Cinematographer Matthew Libatique paints the film with broad visual imagery reminiscent of early Polanski or even Kubrick's A Clockwork Orange, imagery that fits both the beauty and grace of the unfolding ballet and the cracked world in which our scenario unfolds. While Portman may seem, at first thought, an odd choice for such a complex and intimately dark role, she is actually quite stunningly cast. Nina must, if she is to be convincing, be tremendously sympathetic, wondrous and vulnerable while still being able to project the sort of fragile brokenness that makes the audience accept her fragments without becoming repulsed by them and detaching from the cinematic experience. Nina's fractured soul is achingly beautiful and haunting and unforgettable.
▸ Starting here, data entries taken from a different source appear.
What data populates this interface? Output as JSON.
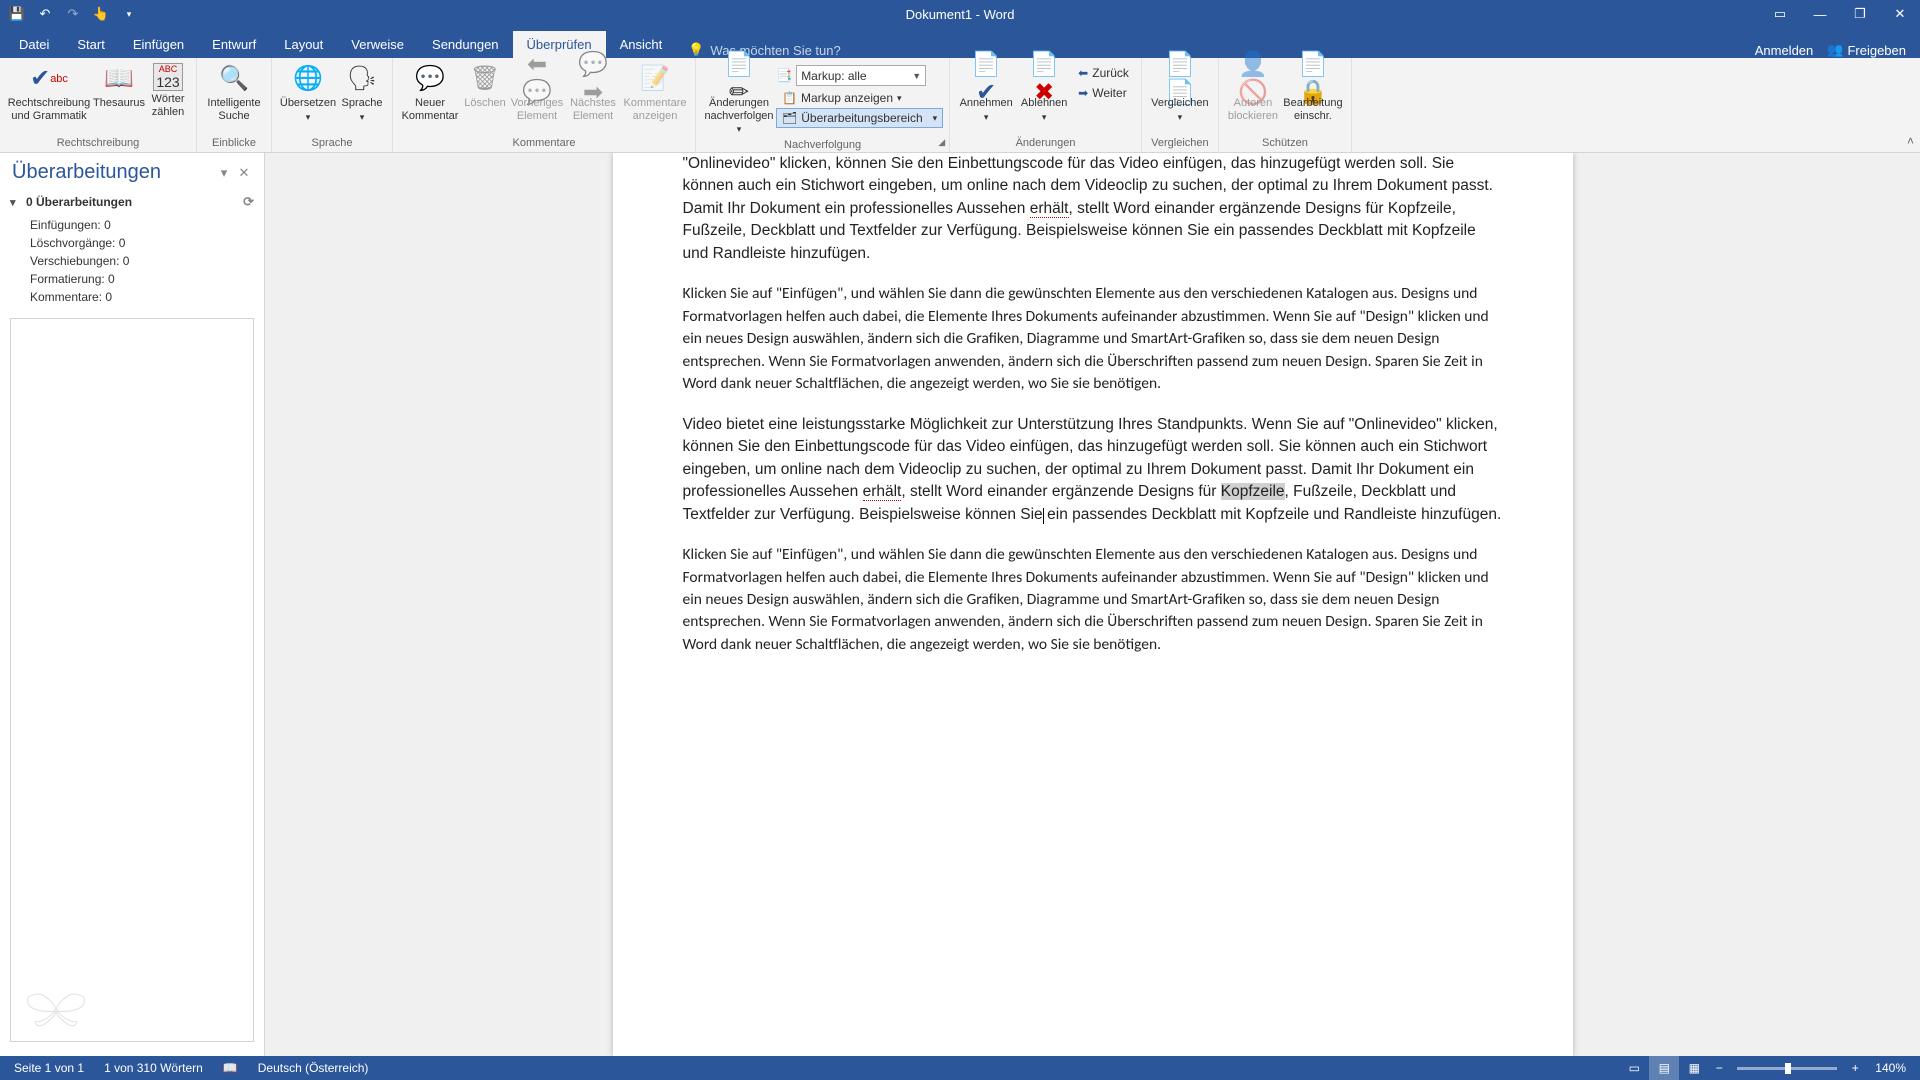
{
  "title": "Dokument1 - Word",
  "qat_tooltip": {
    "save": "Speichern",
    "undo": "Rückgängig",
    "redo": "Wiederholen",
    "touch": "Touch/Maus"
  },
  "tabs": {
    "file": "Datei",
    "start": "Start",
    "insert": "Einfügen",
    "design": "Entwurf",
    "layout": "Layout",
    "references": "Verweise",
    "mailings": "Sendungen",
    "review": "Überprüfen",
    "view": "Ansicht"
  },
  "tell_me": "Was möchten Sie tun?",
  "account": {
    "signin": "Anmelden",
    "share": "Freigeben"
  },
  "ribbon": {
    "proofing": {
      "spell": "Rechtschreibung und Grammatik",
      "thesaurus": "Thesaurus",
      "wordcount": "Wörter zählen",
      "group": "Rechtschreibung"
    },
    "insights": {
      "smart": "Intelligente Suche",
      "group": "Einblicke"
    },
    "language": {
      "translate": "Übersetzen",
      "lang": "Sprache",
      "group": "Sprache"
    },
    "comments": {
      "new": "Neuer Kommentar",
      "delete": "Löschen",
      "prev": "Vorheriges Element",
      "next": "Nächstes Element",
      "show": "Kommentare anzeigen",
      "group": "Kommentare"
    },
    "tracking": {
      "track": "Änderungen nachverfolgen",
      "markup_label": "Markup: alle",
      "show_markup": "Markup anzeigen",
      "pane": "Überarbeitungsbereich",
      "group": "Nachverfolgung"
    },
    "changes": {
      "accept": "Annehmen",
      "reject": "Ablehnen",
      "back": "Zurück",
      "next": "Weiter",
      "group": "Änderungen"
    },
    "compare": {
      "compare": "Vergleichen",
      "group": "Vergleichen"
    },
    "protect": {
      "block": "Autoren blockieren",
      "restrict": "Bearbeitung einschr.",
      "group": "Schützen"
    }
  },
  "revpane": {
    "title": "Überarbeitungen",
    "summary": "0 Überarbeitungen",
    "items": {
      "insert": "Einfügungen: 0",
      "delete": "Löschvorgänge: 0",
      "move": "Verschiebungen: 0",
      "format": "Formatierung: 0",
      "comment": "Kommentare: 0"
    }
  },
  "doc": {
    "p1a": "\"Onlinevideo\" klicken, können Sie den Einbettungscode für das Video einfügen, das hinzugefügt werden soll. Sie können auch ein Stichwort eingeben, um online nach dem Videoclip zu suchen, der optimal zu Ihrem Dokument passt. Damit Ihr Dokument ein professionelles Aussehen ",
    "p1err": "erhält",
    "p1b": ", stellt Word einander ergänzende Designs für Kopfzeile, Fußzeile, Deckblatt und Textfelder zur Verfügung. Beispielsweise können Sie ein passendes Deckblatt mit Kopfzeile und Randleiste hinzufügen.",
    "p2": "Klicken Sie auf \"Einfügen\", und wählen Sie dann die gewünschten Elemente aus den verschiedenen Katalogen aus. Designs und Formatvorlagen helfen auch dabei, die Elemente Ihres Dokuments aufeinander abzustimmen. Wenn Sie auf \"Design\" klicken und ein neues Design auswählen, ändern sich die Grafiken, Diagramme und SmartArt-Grafiken so, dass sie dem neuen Design entsprechen. Wenn Sie Formatvorlagen anwenden, ändern sich die Überschriften passend zum neuen Design. Sparen Sie Zeit in Word dank neuer Schaltflächen, die angezeigt werden, wo Sie sie benötigen.",
    "p3a": "Video bietet eine leistungsstarke Möglichkeit zur Unterstützung Ihres Standpunkts. Wenn Sie auf \"Onlinevideo\" klicken, können Sie den Einbettungscode für das Video einfügen, das hinzugefügt werden soll. Sie können auch ein Stichwort eingeben, um online nach dem Videoclip zu suchen, der optimal zu Ihrem Dokument passt. Damit Ihr Dokument ein professionelles Aussehen ",
    "p3err": "erhält",
    "p3b": ", stellt Word einander ergänzende Designs für ",
    "p3hl": "Kopfzeile",
    "p3c": ", Fußzeile, Deckblatt und Textfelder zur Verfügung. Beispielsweise können Sie",
    "p3d": "ein passendes Deckblatt mit Kopfzeile und Randleiste hinzufügen.",
    "p4": "Klicken Sie auf \"Einfügen\", und wählen Sie dann die gewünschten Elemente aus den verschiedenen Katalogen aus. Designs und Formatvorlagen helfen auch dabei, die Elemente Ihres Dokuments aufeinander abzustimmen. Wenn Sie auf \"Design\" klicken und ein neues Design auswählen, ändern sich die Grafiken, Diagramme und SmartArt-Grafiken so, dass sie dem neuen Design entsprechen. Wenn Sie Formatvorlagen anwenden, ändern sich die Überschriften passend zum neuen Design. Sparen Sie Zeit in Word dank neuer Schaltflächen, die angezeigt werden, wo Sie sie benötigen."
  },
  "status": {
    "page": "Seite 1 von 1",
    "words": "1 von 310 Wörtern",
    "lang": "Deutsch (Österreich)",
    "zoom": "140%"
  }
}
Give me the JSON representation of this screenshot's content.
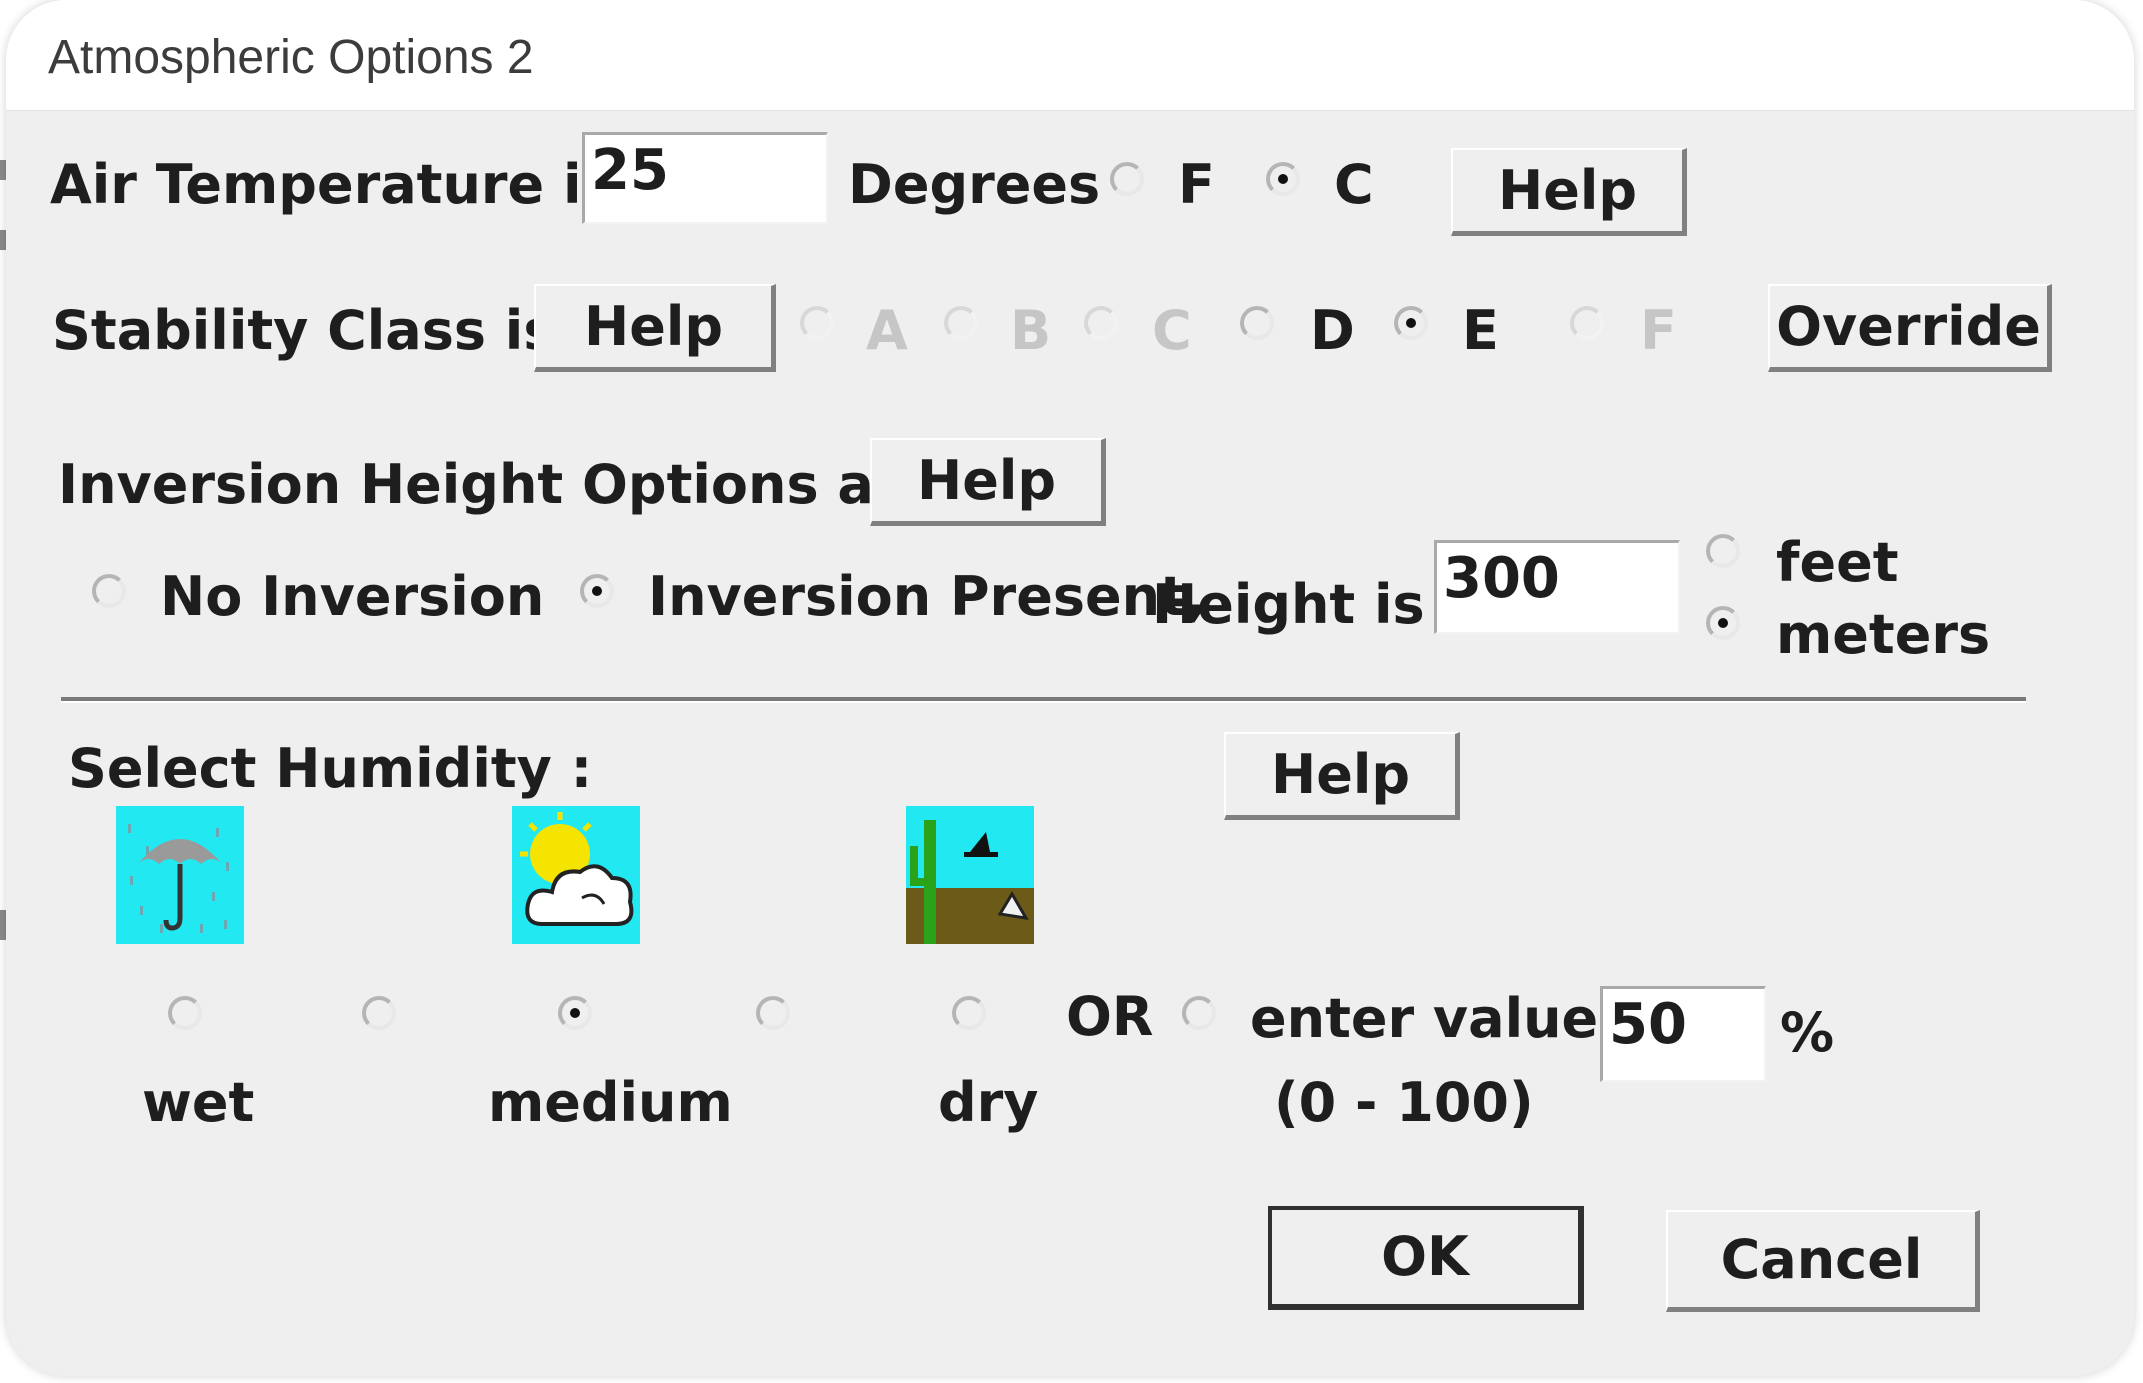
{
  "window": {
    "title": "Atmospheric Options 2"
  },
  "air_temperature": {
    "label": "Air Temperature is :",
    "value": "25",
    "units_label": "Degrees",
    "unit_options": [
      {
        "label": "F",
        "selected": false
      },
      {
        "label": "C",
        "selected": true
      }
    ],
    "help_label": "Help"
  },
  "stability": {
    "label": "Stability Class is :",
    "help_label": "Help",
    "classes": [
      {
        "label": "A",
        "selected": false,
        "enabled": false
      },
      {
        "label": "B",
        "selected": false,
        "enabled": false
      },
      {
        "label": "C",
        "selected": false,
        "enabled": false
      },
      {
        "label": "D",
        "selected": false,
        "enabled": true
      },
      {
        "label": "E",
        "selected": true,
        "enabled": true
      },
      {
        "label": "F",
        "selected": false,
        "enabled": false
      }
    ],
    "override_label": "Override"
  },
  "inversion": {
    "label": "Inversion Height Options are :",
    "help_label": "Help",
    "no_inversion_label": "No Inversion",
    "present_label": "Inversion Present,",
    "height_label": "Height is :",
    "height_value": "300",
    "units": [
      {
        "label": "feet",
        "selected": false
      },
      {
        "label": "meters",
        "selected": true
      }
    ]
  },
  "humidity": {
    "label": "Select Humidity :",
    "help_label": "Help",
    "icons": [
      "umbrella-rain-icon",
      "sun-cloud-icon",
      "cactus-desert-icon"
    ],
    "levels_selected": [
      false,
      false,
      true,
      false,
      false
    ],
    "wet_label": "wet",
    "medium_label": "medium",
    "dry_label": "dry",
    "or_label": "OR",
    "enter_value_label": "enter value :",
    "range_label": "(0 - 100)",
    "value": "50",
    "percent_label": "%"
  },
  "footer": {
    "ok_label": "OK",
    "cancel_label": "Cancel"
  },
  "colors": {
    "dialog_bg": "#efefef",
    "icon_sky": "#22e8f2",
    "sun": "#f5e400",
    "ground": "#6b5a18"
  }
}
Barbara Hershey turns in one of 2010's finest supporting performances as Nina's unrelentingly loving yet psychologically damaging mother, possessing an intimately brutal nature that is rivaled in the film only by Vincent Cassel's more outwardly exploitative Thomas Leroy, a man who seemingly believes that for a dancer to achieve greatness requires the willingness to dance inside the fiery pits of one's own inner dark demons. The weak link here is Mila Kunis, yet even Kunis gives a much better than expected performance. It's as if Kunis is pulled up to her highest potential by those around her and, in reality, her comic background works well for the increasing levels of absurdity that unfold here.
Black Swan may very well be a difficult film for some to embrace, a film that seemingly celebrates the absurdity, obsessiveness and delusional nature of such an obsession with artistic perfection. Yet, if only for the mastery of the film's performance, Black Swan is a film that practically demands to be seen and fully experienced.
As awards season nears, an Oscar nomination for Portman is assured and nominations for Hershey, Aronofsky and Libatique would not be unreasonable along with a Best Picture nomination for the film itself. Once again, Darren Aronofsky has created a film that is intellectually challenging, visually mesmerizing, emotionally shattering and, quite simply, unforgettable.
Black Swan is one of the best films of 2010.